Dry Eye Can Impact Your Lifestyle
Dry eye is characterized by a chronic lack of moisture on the eye’s surface, which can cause disruptions to your lifestyle:
- visual task difficulties
- constant eye drop use
- difficulties adapting to sunshine
- inability to wear contact lenses
Dry eye symptoms include:
- eye grittiness
- burning/stinging sensations
- vision disturbances
- light sensitivity
At the Conlon Eye Institute, we provide customized eye kits to meet your needs.
Dry Eye FAQ
Q: What causes dry eye?
A: Causes of dry eye include:
- Environmental factors – air conditioning, heaters, etc.
- Lifestyle factors – poor diet
- Drug side-effects (ex. with antihistamines)

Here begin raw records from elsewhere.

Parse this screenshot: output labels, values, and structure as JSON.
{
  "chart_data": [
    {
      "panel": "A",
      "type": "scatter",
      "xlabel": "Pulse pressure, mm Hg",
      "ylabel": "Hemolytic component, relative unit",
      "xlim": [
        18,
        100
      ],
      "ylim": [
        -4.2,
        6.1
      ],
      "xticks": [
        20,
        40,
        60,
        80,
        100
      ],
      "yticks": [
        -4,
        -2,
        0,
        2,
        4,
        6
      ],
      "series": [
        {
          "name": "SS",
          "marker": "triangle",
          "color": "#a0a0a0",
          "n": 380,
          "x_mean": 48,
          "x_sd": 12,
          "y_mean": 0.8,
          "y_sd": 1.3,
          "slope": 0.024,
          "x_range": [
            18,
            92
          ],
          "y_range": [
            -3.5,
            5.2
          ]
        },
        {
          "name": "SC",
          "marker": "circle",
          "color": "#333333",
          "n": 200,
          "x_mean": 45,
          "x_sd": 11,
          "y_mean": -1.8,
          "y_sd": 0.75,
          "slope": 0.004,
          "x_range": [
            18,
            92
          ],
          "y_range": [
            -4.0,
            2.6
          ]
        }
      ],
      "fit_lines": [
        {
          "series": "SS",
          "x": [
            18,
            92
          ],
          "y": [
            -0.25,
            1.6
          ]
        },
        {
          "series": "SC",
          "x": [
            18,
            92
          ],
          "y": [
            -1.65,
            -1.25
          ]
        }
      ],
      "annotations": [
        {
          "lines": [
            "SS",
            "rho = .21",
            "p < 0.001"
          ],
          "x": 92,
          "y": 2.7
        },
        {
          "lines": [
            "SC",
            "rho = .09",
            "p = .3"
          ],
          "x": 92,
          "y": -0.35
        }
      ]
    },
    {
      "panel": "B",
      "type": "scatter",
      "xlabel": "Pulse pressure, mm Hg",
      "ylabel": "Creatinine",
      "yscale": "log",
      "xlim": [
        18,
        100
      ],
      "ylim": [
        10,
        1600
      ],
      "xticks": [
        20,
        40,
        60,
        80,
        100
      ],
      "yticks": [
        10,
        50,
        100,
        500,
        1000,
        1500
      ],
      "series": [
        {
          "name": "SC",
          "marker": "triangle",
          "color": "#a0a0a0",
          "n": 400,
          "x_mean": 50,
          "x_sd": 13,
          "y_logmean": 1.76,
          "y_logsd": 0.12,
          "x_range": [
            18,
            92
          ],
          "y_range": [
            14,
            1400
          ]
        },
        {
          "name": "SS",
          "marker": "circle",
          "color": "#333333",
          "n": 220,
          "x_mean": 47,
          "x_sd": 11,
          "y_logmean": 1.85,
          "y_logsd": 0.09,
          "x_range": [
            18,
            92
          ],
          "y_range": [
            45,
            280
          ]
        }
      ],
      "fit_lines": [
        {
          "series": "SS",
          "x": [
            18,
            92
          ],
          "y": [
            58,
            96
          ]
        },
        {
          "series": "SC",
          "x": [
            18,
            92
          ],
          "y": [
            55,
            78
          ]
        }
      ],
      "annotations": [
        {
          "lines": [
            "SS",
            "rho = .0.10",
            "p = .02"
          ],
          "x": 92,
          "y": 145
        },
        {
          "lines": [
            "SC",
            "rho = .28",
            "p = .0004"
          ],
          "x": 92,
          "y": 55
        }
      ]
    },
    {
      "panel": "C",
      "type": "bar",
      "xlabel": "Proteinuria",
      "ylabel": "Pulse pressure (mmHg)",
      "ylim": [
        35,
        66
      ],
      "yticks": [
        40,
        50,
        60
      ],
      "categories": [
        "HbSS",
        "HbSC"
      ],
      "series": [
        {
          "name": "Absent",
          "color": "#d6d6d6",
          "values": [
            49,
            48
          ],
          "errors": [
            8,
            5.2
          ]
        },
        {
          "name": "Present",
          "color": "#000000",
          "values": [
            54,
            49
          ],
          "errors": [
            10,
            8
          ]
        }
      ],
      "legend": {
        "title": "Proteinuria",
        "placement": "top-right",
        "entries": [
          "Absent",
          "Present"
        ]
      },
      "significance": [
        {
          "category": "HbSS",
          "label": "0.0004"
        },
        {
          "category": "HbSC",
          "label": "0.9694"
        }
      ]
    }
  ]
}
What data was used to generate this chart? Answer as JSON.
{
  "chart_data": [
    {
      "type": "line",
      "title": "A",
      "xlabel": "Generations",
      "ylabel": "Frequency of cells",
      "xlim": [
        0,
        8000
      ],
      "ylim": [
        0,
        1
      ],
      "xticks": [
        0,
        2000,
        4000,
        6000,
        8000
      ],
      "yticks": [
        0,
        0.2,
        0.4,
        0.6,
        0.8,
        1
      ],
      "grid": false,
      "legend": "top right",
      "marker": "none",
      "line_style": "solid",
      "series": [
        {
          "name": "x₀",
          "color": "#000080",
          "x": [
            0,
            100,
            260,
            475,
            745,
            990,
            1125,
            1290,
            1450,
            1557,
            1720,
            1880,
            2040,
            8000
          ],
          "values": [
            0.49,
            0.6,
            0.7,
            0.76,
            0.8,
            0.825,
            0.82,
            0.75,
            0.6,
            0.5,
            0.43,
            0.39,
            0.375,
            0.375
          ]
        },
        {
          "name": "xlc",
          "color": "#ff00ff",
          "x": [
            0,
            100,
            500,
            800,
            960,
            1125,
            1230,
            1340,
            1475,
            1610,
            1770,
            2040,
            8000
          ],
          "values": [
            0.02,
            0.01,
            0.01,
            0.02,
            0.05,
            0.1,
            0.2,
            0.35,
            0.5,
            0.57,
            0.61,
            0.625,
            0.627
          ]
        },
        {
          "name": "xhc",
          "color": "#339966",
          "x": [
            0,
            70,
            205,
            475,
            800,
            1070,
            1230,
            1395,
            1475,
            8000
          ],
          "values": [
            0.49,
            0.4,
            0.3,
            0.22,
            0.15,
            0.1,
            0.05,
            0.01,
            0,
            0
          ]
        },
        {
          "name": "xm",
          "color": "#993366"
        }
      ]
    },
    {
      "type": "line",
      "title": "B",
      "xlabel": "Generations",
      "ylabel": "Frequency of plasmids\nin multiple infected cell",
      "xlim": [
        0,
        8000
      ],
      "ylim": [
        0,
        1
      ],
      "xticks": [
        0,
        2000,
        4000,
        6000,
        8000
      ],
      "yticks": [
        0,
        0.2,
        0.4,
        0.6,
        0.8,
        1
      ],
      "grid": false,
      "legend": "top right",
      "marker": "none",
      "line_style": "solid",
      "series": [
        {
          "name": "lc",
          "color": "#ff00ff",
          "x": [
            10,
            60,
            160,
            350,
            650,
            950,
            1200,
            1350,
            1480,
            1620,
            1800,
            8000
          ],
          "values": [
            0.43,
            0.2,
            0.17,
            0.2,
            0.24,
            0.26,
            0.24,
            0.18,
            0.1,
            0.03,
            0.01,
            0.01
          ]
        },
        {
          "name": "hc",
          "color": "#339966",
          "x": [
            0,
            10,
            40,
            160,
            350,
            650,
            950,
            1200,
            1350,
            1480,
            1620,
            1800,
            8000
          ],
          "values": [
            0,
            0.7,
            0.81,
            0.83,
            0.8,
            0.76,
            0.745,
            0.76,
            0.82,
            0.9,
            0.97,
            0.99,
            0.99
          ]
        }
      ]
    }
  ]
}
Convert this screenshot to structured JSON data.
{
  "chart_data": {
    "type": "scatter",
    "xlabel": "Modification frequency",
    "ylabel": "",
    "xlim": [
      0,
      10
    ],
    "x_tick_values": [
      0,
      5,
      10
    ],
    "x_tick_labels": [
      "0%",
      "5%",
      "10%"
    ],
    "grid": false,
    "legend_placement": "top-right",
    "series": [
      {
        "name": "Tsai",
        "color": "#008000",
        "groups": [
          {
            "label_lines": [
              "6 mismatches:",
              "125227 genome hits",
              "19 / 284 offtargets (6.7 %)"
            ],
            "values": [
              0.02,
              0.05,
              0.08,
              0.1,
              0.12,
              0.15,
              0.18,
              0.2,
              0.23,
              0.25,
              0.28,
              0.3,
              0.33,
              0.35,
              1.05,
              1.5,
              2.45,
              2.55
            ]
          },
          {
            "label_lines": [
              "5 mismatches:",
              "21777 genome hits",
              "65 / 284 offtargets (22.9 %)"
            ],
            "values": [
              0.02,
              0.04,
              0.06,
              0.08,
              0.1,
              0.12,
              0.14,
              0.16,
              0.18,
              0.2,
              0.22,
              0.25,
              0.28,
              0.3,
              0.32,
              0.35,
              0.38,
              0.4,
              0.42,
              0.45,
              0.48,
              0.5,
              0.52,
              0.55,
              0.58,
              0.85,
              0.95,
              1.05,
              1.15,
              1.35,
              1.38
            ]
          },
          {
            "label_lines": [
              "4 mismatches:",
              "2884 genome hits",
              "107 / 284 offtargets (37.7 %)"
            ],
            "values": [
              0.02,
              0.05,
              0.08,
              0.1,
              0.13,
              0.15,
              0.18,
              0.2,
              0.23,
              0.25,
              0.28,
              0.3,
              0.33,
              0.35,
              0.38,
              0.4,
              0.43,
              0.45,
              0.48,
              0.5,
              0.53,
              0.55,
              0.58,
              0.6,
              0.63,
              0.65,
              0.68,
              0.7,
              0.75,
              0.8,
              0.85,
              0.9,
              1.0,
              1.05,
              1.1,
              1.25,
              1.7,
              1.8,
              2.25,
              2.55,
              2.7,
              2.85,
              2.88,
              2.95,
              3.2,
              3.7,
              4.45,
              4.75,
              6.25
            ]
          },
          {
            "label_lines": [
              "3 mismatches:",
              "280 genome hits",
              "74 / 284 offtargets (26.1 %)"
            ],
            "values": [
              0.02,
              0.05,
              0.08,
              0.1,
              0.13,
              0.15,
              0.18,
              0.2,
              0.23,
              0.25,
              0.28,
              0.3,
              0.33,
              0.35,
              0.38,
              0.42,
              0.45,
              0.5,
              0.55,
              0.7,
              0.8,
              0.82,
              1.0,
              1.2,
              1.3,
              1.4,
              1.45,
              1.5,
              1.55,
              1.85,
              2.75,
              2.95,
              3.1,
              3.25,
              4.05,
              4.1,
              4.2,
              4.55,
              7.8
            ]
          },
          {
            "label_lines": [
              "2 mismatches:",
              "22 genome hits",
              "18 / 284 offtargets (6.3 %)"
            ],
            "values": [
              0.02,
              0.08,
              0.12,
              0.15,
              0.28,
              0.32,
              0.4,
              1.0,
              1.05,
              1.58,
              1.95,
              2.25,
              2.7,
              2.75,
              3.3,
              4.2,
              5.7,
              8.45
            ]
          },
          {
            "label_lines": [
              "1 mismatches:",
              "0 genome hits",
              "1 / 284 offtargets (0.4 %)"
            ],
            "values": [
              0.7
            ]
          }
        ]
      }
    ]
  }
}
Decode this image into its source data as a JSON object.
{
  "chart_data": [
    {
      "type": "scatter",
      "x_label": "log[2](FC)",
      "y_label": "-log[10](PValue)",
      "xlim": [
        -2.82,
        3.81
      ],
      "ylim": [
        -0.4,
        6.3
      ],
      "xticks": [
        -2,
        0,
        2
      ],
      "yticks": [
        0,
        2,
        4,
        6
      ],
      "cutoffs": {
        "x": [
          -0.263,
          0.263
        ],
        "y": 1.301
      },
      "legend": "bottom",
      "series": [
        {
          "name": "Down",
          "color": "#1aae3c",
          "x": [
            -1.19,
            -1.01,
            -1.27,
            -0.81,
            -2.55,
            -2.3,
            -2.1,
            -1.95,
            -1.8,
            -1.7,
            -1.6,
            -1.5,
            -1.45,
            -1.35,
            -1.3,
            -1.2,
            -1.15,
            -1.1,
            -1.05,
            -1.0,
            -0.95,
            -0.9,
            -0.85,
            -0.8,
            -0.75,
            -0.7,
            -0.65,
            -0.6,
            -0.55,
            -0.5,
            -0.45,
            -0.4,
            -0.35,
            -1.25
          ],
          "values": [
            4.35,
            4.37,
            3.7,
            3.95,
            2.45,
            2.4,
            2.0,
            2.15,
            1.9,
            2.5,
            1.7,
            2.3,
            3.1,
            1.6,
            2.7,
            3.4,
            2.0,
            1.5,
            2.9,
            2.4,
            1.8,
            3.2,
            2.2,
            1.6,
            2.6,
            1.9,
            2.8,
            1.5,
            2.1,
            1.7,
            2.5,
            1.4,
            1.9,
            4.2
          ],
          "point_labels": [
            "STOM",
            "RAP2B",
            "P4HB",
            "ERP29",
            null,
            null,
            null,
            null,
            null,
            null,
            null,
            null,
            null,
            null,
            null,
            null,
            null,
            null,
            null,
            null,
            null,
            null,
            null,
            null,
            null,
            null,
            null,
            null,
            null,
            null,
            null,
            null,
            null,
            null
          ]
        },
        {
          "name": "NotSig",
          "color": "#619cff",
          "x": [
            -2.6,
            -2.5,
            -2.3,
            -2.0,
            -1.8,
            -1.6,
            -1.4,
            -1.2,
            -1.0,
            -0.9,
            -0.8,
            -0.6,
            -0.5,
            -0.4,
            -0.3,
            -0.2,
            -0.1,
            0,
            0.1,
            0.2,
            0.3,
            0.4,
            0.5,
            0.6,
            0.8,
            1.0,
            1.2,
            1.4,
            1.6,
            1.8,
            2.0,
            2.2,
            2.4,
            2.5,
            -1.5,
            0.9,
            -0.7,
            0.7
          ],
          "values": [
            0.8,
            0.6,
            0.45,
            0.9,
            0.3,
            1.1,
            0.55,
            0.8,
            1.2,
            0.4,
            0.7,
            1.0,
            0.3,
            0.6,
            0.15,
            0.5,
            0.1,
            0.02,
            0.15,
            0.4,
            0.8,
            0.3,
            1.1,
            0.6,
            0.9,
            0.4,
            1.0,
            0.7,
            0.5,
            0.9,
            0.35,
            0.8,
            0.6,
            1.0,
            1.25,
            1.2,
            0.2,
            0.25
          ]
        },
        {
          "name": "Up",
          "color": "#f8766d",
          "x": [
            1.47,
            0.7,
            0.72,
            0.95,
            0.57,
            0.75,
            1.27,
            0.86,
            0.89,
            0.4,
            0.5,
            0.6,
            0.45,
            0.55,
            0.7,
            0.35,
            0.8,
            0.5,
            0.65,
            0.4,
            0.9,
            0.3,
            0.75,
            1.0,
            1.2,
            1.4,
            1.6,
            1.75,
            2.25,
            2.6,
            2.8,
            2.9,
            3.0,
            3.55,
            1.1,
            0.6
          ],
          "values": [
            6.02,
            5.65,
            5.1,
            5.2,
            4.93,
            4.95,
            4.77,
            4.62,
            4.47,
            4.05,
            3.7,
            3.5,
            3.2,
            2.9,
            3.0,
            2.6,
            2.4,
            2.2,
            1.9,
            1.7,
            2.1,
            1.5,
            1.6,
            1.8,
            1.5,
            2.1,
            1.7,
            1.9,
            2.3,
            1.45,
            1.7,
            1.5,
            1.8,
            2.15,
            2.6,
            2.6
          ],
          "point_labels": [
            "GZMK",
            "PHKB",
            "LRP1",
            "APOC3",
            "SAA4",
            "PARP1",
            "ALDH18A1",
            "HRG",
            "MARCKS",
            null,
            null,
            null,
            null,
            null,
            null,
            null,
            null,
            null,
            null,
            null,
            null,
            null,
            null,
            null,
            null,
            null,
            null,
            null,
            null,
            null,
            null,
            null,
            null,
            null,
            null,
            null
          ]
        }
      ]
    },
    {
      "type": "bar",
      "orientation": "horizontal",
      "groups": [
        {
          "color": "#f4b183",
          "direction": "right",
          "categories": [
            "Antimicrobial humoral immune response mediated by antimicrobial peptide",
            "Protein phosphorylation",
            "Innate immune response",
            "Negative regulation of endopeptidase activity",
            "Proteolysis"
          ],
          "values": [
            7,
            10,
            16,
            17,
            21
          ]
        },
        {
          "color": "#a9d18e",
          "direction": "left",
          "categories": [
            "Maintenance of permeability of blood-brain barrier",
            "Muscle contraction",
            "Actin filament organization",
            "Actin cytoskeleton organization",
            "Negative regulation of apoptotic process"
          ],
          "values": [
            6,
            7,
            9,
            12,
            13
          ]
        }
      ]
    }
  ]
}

- Systemic disorders – Sjogren’s syndrome, rheumatoid arthritis, and collagen vascular diseases
- Insufficient eyelid closure/blinking
- Tear-flow system imbalance
- Hormonal changes
Q: What is Meibomian Gland Dysfunction?
A: Mebomian glands produce meibum, an oily substance that prevents evaporation of the eye’s tear film. Meibomian gland dysfunction is a blockage of these glands, causing a lack of this protective oil in your tears.
Q: How common is dry eye?
A: Dry eye is a common eye condition, with approximately thirty percent of Canadian’s experiencing dry eye associated ocular symptoms.
Q: How is dry eye diagnosed?
A: Tests used to diagnose dry eyes include:
- Comprehensive Eye Exam. Includes a complete medical and ocular health history used to diagnose dry eye causes
- Schirmer test. A tear volume measurement using paper blotting strips placed under the lower eyelids. The test measures the amount of tears soaking the strip in a five minute duration.
- Tear quality determination. Uses eyedrop dyes to determine your eye’s surface condition by examining corneal staining patterns and tear evaporation rates.
Q: Can I wear contact lenses with dry eye?
A: Contact lenses may exacerbate dry eye symptoms. Many contact lens manufacturers have developed contact lenses for dry eyes. Consult with Dr. Conlon if your contact lenses pose such a problem.